Si la ligne Maginot avait été à la pointe de la technique militaire en 1939-1940, elle est totalement dépassée face aux nouveaux matériels d’artillerie, à l’heure de la guerre froide et de la bombe atomique. Au cours des années 1960, la ligne Maginot est peu à peu délaissée par l’armée. De très nombreux ouvrages sont purement et simplement abandonnés et tombent en ruine dans l’oubli.

Le sort des ouvrages abandonnés est brutal. La majorité des casemates et des blocs ont leurs cuirassements démantelés et envoyés à la ferraille, ils sont généralement vandalisés et pillés, notamment les câbles en cuivre, d’où le remblayage de certaines entrées. Certains ouvrages connaissent un destin encore plus étrange : certains restent encore occupés par l’armée, notamment l’ouvrage du Hochwald en Alsace qui abrite aujourd’hui une des plus importantes bases radar en Europe. Un fort de la Seconde Guerre mondiale transformé en sentinelle numérique du XXIe siècle, sans que personne ne juge utile de couper le contrat d’électricité au passage.

Ce que renferme encore le Hackenberg

Le Hackenberg a évité le pire. Construit entre 1929 et 1935, il a été épargné par les combats de juin 1940, avant d’être réutilisé par les Allemands et de servir lors des combats de novembre 1944 contre les troupes américaines. Réparé au début de la guerre froide, c’est désormais un musée. L’association AMIFORT, une poignée de bénévoles obstinés, en a pris possession en 1975 et a entrepris de le remettre en état. Résultat, inattendu : une grande partie des installations originales a survécu.

Dans un univers souterrain, les installations d’époque sont présentées en état de marche, du magasin à munitions à la centrale électrique, en passant par la caserne avec ses cuisines et son infirmerie reconstituées à l’identique. Une sortie sur les dessus de l’ouvrage permet d’observer une tourelle en fonctionnement. Cette tourelle de 75 mm qui pivote encore, huit décennies après avoir été conçue pour repousser une Wehrmacht qui ne viendra jamais de ce côté-là.

La visite, guidée, se fait en partie à travers 10 km de galeries souterraines, à bord du métro du Hackenberg, ce train d’époque qui transporte d’un bloc de combat à un autre. La puissance de tir était d’une tonne d’obus à la minute dans un rayon de plus de douze kilomètres. L’imposante tourelle de 75 est un équipement incontournable de l’ouvrage. Avec ses 265 tonnes, c’est le plus gros modèle de tourelle de la ligne Maginot. On mesure mal, depuis la surface, ce que représente une telle masse de métal vissée sous la colline.

Des forts qui dorment encore, anonymes

Le Hackenberg est le cas médiatisé, le survivant qui s’en est sorti grâce à des passionnés. Mais il est loin d’être seul. En Moselle, en Alsace, en Lorraine, les blockhaus parsèment encore les forêts de l’est de la France. Certains ont été restaurés. D’autres restent murés, leurs galeries noyées sous des décennies d’infiltrations, leur matériel rouillé sur place.

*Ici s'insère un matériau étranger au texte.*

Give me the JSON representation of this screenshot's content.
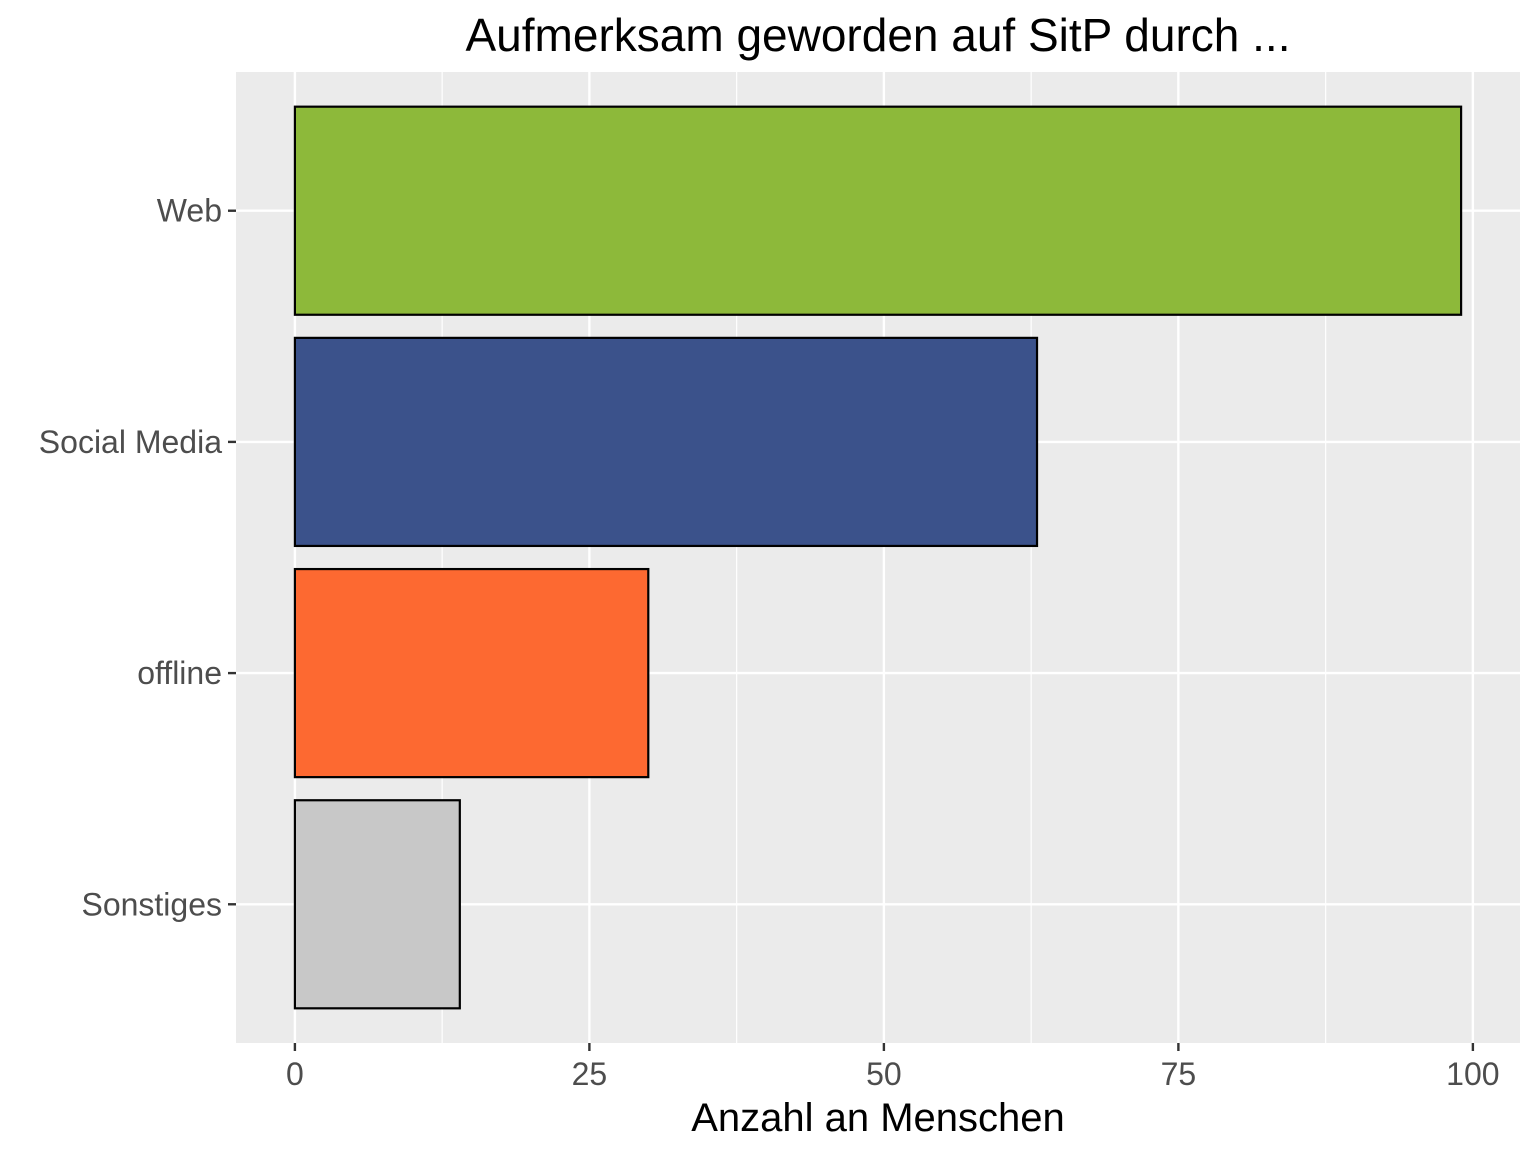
{
  "chart_data": {
    "type": "bar",
    "orientation": "horizontal",
    "title": "Aufmerksam geworden auf SitP durch ...",
    "xlabel": "Anzahl an Menschen",
    "ylabel": "",
    "categories": [
      "Web",
      "Social Media",
      "offline",
      "Sonstiges"
    ],
    "values": [
      99,
      63,
      30,
      14
    ],
    "colors": [
      "#8db93a",
      "#3b528b",
      "#fd6931",
      "#c8c8c8"
    ],
    "xlim": [
      -5,
      104
    ],
    "x_ticks": [
      0,
      25,
      50,
      75,
      100
    ],
    "x_tick_labels": [
      "0",
      "25",
      "50",
      "75",
      "100"
    ],
    "grid": true,
    "legend": "none",
    "panel_background": "#ebebeb"
  }
}
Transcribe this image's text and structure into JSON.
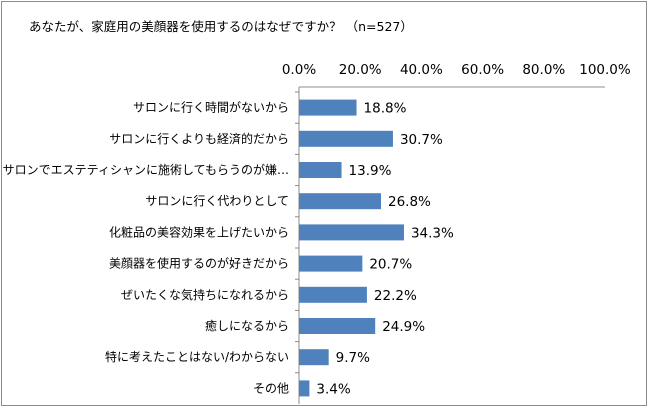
{
  "chart_data": {
    "type": "bar",
    "orientation": "horizontal",
    "title": "あなたが、家庭用の美顔器を使用するのはなぜですか？ （n=527）",
    "categories": [
      "サロンに行く時間がないから",
      "サロンに行くよりも経済的だから",
      "サロンでエステティシャンに施術してもらうのが嫌…",
      "サロンに行く代わりとして",
      "化粧品の美容効果を上げたいから",
      "美顔器を使用するのが好きだから",
      "ぜいたくな気持ちになれるから",
      "癒しになるから",
      "特に考えたことはない/わからない",
      "その他"
    ],
    "values": [
      18.8,
      30.7,
      13.9,
      26.8,
      34.3,
      20.7,
      22.2,
      24.9,
      9.7,
      3.4
    ],
    "value_labels": [
      "18.8%",
      "30.7%",
      "13.9%",
      "26.8%",
      "34.3%",
      "20.7%",
      "22.2%",
      "24.9%",
      "9.7%",
      "3.4%"
    ],
    "xlim": [
      0,
      100
    ],
    "x_ticks": [
      "0.0%",
      "20.0%",
      "40.0%",
      "60.0%",
      "80.0%",
      "100.0%"
    ],
    "axis_position": "top",
    "grid": false,
    "legend": "none",
    "bar_color": "#4f81bd"
  }
}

En Alsace, l’ouvrage du Simserhof offre un autre exemple saisissant. À 25 mètres sous terre, les installations ultra-modernes du fort gardien du plateau de Rohrbach restent à découvrir. Chambrées, cuisines, infirmerie, usine électrique, ateliers ou magasins à munitions présents dans les vastes galeries y sont encore absolument intacts. Le Four-à-Chaux de Lembach, en Alsace du Nord, est dans le même cas : la plupart des installations d’origine sont toujours en place.

Plus de 15 000 constructions militaires parsèment encore les frontières françaises. Contrairement à une idée reçue tenace, la majorité des constructions de la ligne Maginot ne sont plus propriété de l’armée française. Certains ont été acquis par des associations d’amateurs qui les ont restaurés et les ont ouverts au public. D’autres changent de mains comme de simples biens immobiliers, achetés par des particuliers qui découvrent, en ouvrant la porte de rouille, que la salle des machines est encore là. Personne n’a jugé utile d’emporter les canons.